How Student Life Experience Data Supports Student Voice
While offering choices informed by student interest data is efficient, cocreating choices with students can lead to rich personalized learning opportunities by including student voice. For example, give students a voice to present their own option for a task. Preview units for key lesson activities and important assignments. Identify which ones should be adapted or modified by students for greatest learning impact. Before launching the activity or assignment, meet with some students to cocreate an adaptation that best suits their needs. It’s not necessary to meet with every student.
What’s fair in academics is not always equal. Review achievement data to identify students who would benefit most from addressing gaps in skills or concepts, as well as those who would gain most from a more in-depth learning experience. These students are the ones to target on a regular basis. All students can benefit from personalized learning. However, if time is an obstacle, focus only on the ones who need it the most.
Keeping the End in Mind
When cocreating with students, keep the end of the learning objective in mind. Communicate the required learning expectations so that students understand the framework they’ll work within and so that their ideas can best align with it. Tools include criteria checklists, rubrics, and learning contracts.

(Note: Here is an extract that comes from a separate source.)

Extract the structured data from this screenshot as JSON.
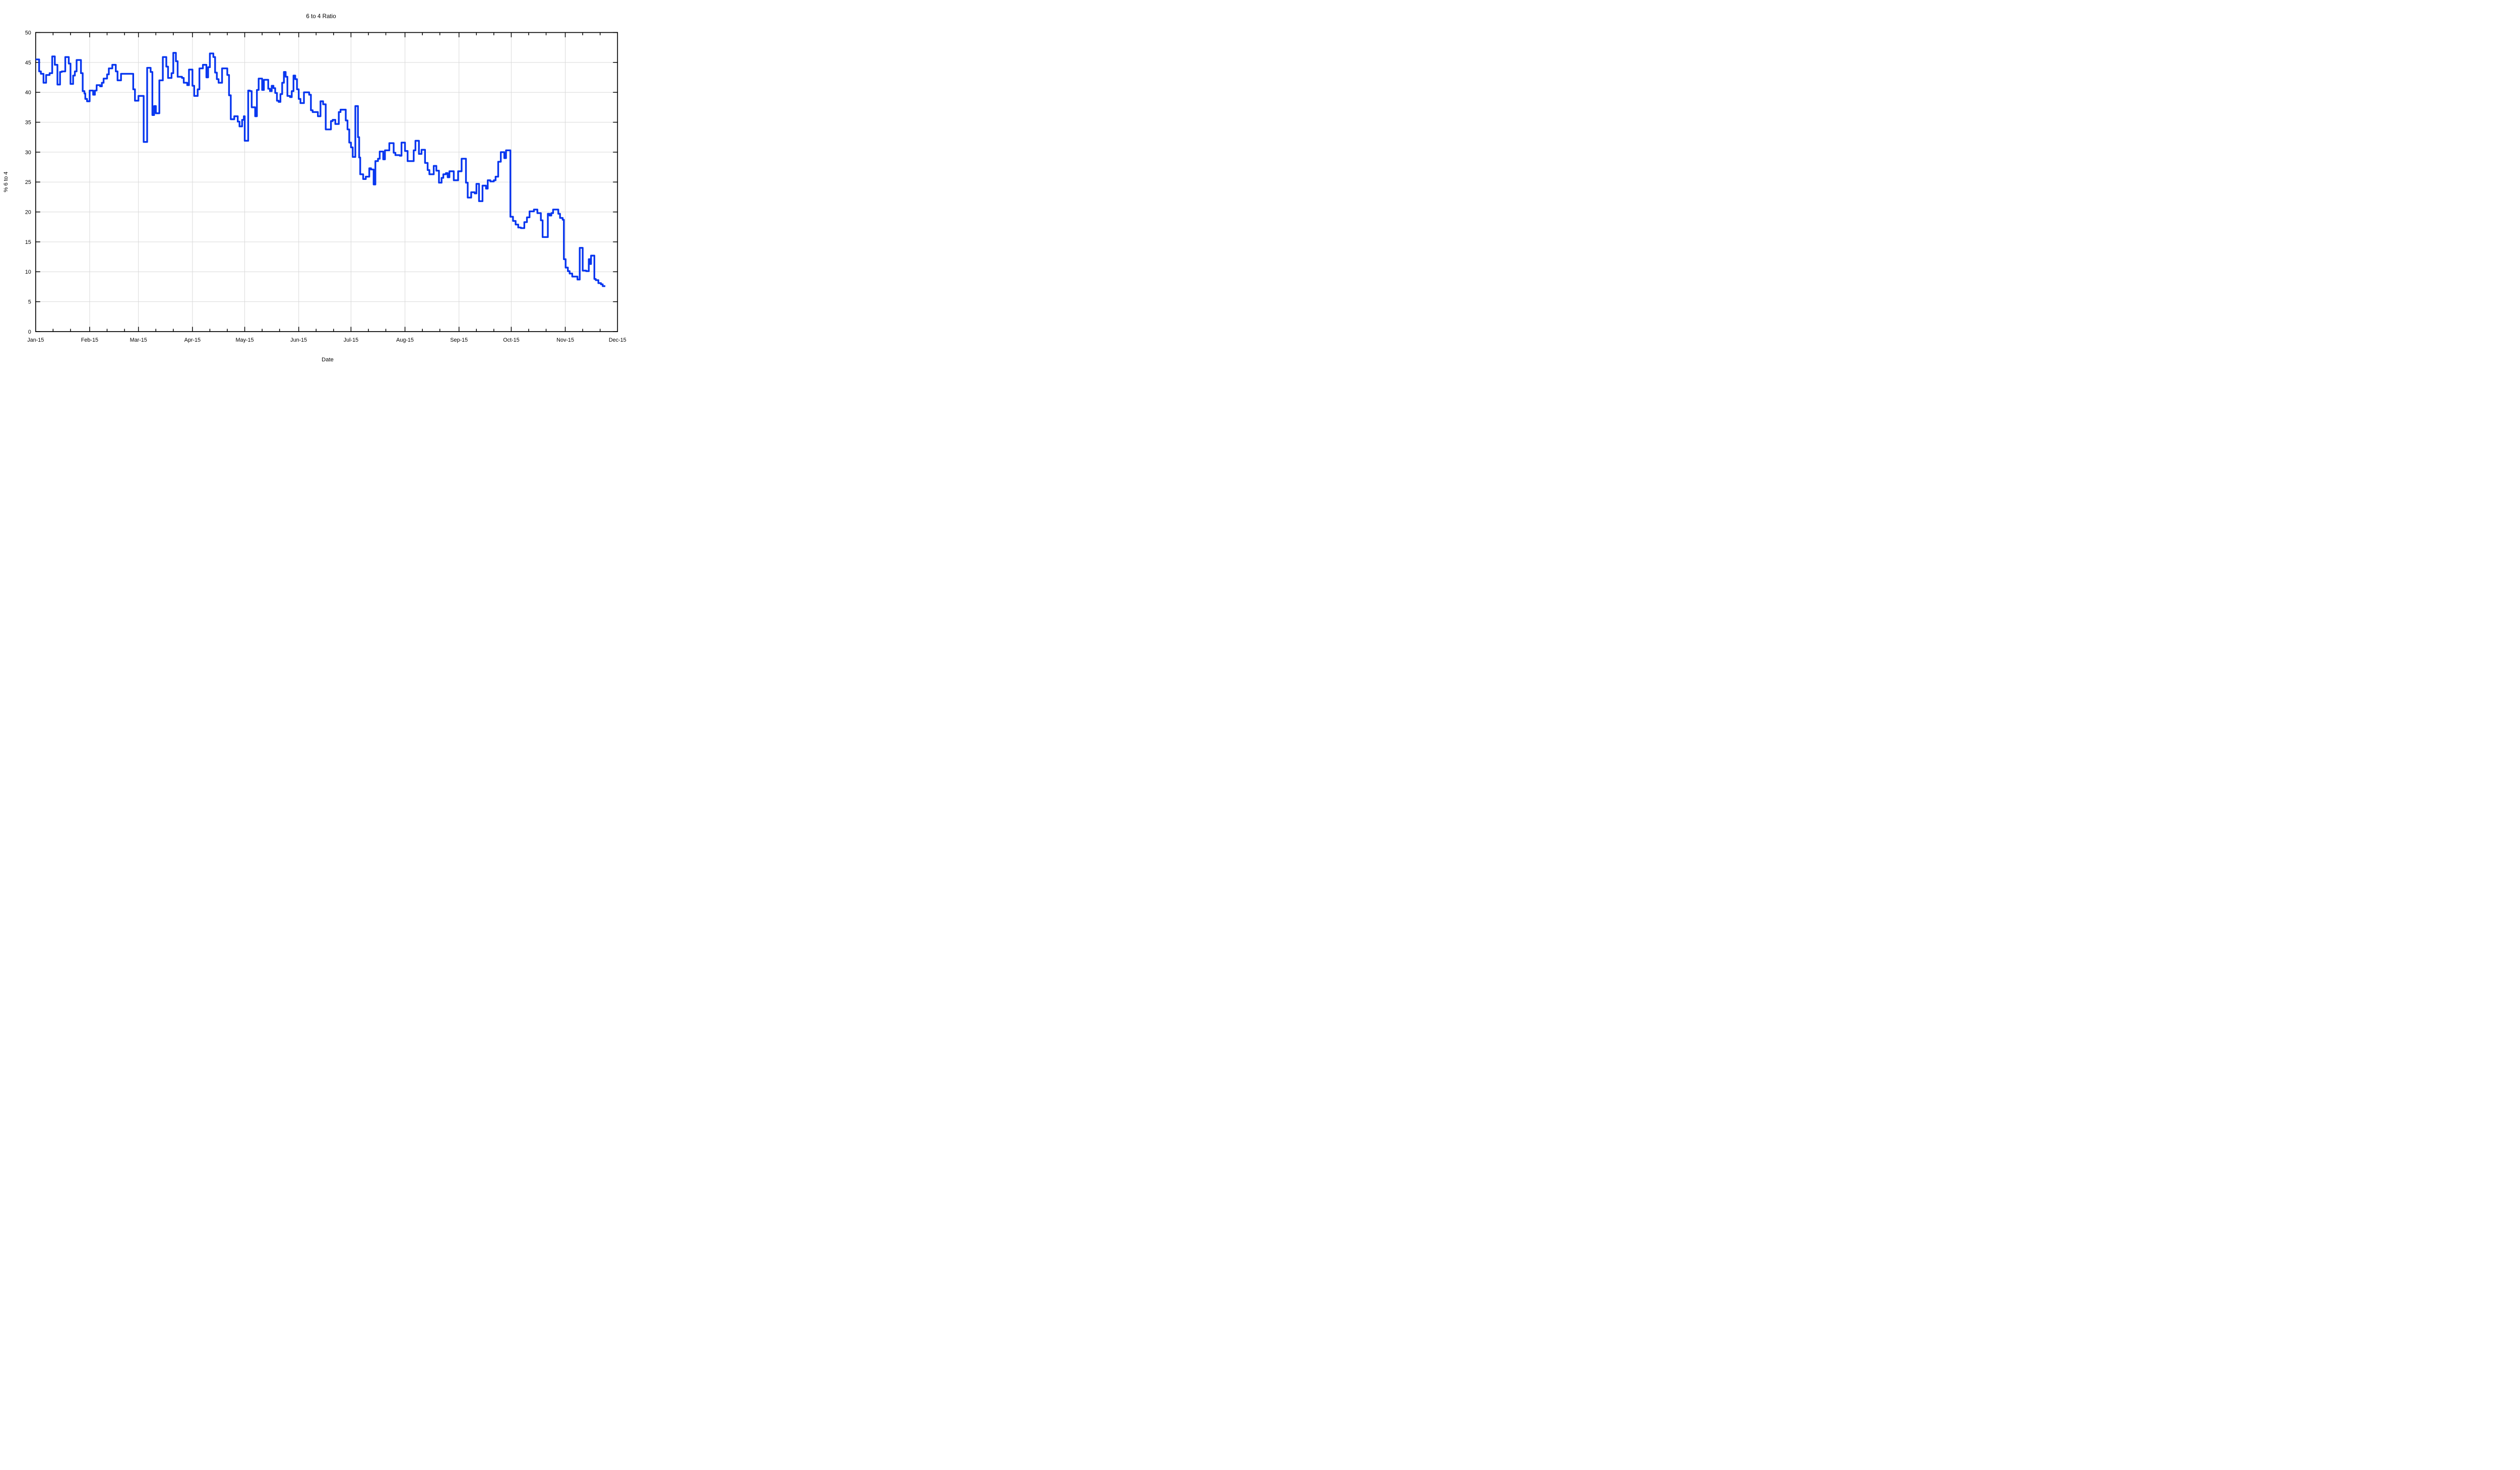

Intentional differentiation is an essential response to learner needs, whether it is students who struggle with mastering concepts and skills, or those who pace ahead of lesson expectations. All students deserve the opportunity to grow to close learning gaps and exceed expectations throughout the entire school year. When we commit the time to review the relevant data points about our students, the constructed and adapted lesson activities best align to their needs.
Not analyzing data about students’ current progress is like wearing a blindfold while crossing a busy intersection: You’re much more likely to get where you want to go when you can see where you are. Intentional differentiation informed by learner data helps students to move at the pace that best suits their learning needs at that given time—and makes achievement more predictable.